Бабка вдруг сморщилась, зашлась тихим смешком:
— Помолодеет и женится на тебе, дурочке.
— Так он женатый, — серьезно сказала Маша.
— Так у вас, чай, и в другой раз можно. Мало ли пакостей в городе.
— Болтаешь, старая, не знамо что, — оборвал ее дед. И повернулся к Василию. — Ты где спать-то будешь?
— На сеновале, пожалуй.
— Нынче, что ль, ворожить-то начнешь?
— Воздух у вас больно свежий, как снотворное. Не проснуться мне сегодня. Завтра уж.
— И я хочу на сеновале, — заявила Маша.
— Совсем обесстыдела в городе, — вскинулась бабка. — Что ты, девка!
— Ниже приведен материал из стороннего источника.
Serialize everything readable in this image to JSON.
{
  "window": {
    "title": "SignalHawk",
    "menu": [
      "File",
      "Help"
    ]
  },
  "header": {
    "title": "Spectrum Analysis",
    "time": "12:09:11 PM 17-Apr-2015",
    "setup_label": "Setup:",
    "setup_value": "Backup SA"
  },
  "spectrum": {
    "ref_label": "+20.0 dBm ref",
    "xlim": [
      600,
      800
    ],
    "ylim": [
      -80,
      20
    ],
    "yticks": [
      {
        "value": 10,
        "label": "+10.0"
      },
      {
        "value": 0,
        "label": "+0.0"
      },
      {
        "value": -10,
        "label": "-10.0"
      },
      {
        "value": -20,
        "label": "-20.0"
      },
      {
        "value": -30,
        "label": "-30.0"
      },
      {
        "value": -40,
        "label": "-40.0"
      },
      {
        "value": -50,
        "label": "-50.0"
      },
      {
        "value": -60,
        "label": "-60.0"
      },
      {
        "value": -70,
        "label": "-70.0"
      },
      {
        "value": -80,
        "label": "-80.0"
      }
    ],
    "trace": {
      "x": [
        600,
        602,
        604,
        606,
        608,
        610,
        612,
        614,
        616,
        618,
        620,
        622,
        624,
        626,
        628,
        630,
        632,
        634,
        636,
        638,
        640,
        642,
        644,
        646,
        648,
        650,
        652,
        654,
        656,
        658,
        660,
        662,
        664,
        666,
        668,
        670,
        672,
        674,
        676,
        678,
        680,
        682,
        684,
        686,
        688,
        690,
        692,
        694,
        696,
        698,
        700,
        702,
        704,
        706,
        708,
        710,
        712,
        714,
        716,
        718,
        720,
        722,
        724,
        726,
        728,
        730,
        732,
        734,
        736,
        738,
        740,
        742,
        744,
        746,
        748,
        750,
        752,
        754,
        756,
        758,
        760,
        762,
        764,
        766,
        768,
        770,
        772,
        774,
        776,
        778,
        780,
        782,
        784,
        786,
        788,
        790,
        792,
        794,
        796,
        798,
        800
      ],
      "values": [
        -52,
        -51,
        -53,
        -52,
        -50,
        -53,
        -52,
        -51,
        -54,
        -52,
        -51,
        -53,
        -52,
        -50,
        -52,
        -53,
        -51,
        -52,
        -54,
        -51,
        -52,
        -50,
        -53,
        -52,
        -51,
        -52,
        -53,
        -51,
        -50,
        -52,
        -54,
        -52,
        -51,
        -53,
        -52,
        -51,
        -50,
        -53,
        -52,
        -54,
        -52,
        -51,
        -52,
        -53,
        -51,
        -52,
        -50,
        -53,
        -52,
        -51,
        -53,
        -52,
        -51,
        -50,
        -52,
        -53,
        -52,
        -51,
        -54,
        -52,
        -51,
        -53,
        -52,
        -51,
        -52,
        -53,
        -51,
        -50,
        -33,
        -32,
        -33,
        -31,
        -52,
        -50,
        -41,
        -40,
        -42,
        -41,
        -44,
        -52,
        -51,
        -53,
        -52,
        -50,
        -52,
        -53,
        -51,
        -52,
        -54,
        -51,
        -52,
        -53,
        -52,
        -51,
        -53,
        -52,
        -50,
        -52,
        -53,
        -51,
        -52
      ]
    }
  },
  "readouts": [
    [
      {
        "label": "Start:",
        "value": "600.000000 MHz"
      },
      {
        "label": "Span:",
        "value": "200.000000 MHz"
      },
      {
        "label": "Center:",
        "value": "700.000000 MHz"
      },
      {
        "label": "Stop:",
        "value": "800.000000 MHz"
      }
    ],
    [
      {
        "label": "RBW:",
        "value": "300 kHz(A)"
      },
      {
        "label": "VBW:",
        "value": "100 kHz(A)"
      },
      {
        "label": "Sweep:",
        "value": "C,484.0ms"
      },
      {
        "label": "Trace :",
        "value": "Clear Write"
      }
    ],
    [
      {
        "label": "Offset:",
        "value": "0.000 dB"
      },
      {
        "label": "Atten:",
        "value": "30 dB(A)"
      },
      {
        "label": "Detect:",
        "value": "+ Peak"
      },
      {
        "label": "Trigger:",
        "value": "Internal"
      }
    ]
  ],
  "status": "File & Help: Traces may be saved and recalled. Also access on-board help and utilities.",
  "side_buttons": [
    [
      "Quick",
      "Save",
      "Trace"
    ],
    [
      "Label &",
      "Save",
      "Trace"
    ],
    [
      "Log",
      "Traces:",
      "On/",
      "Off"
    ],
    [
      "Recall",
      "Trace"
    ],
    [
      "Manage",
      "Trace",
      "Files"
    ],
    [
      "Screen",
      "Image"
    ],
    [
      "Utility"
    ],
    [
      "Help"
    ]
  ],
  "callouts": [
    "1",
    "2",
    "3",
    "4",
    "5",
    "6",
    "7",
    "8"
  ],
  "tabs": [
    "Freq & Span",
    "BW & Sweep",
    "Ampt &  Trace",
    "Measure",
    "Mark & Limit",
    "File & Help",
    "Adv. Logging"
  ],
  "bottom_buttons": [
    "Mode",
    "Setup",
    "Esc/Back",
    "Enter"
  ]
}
Он же мужик.
— Пущай спит, — разрешил дед. — Седни можно.
Сено было свежим и таким пахучим, что слегка кружилась голова. А может, уже начинало действовать то, ради чего он и ездит сюда каждое лето? Маша шумно укладывалась в другом углу. Отблески заката заглядывали на сеновал, и, казалось, сам воздух тут розовый, волнующий. Наконец Маша затихла, и куры внизу угомонились, и навалилась такая тишь, что было слышно, как плещет на речке рыба.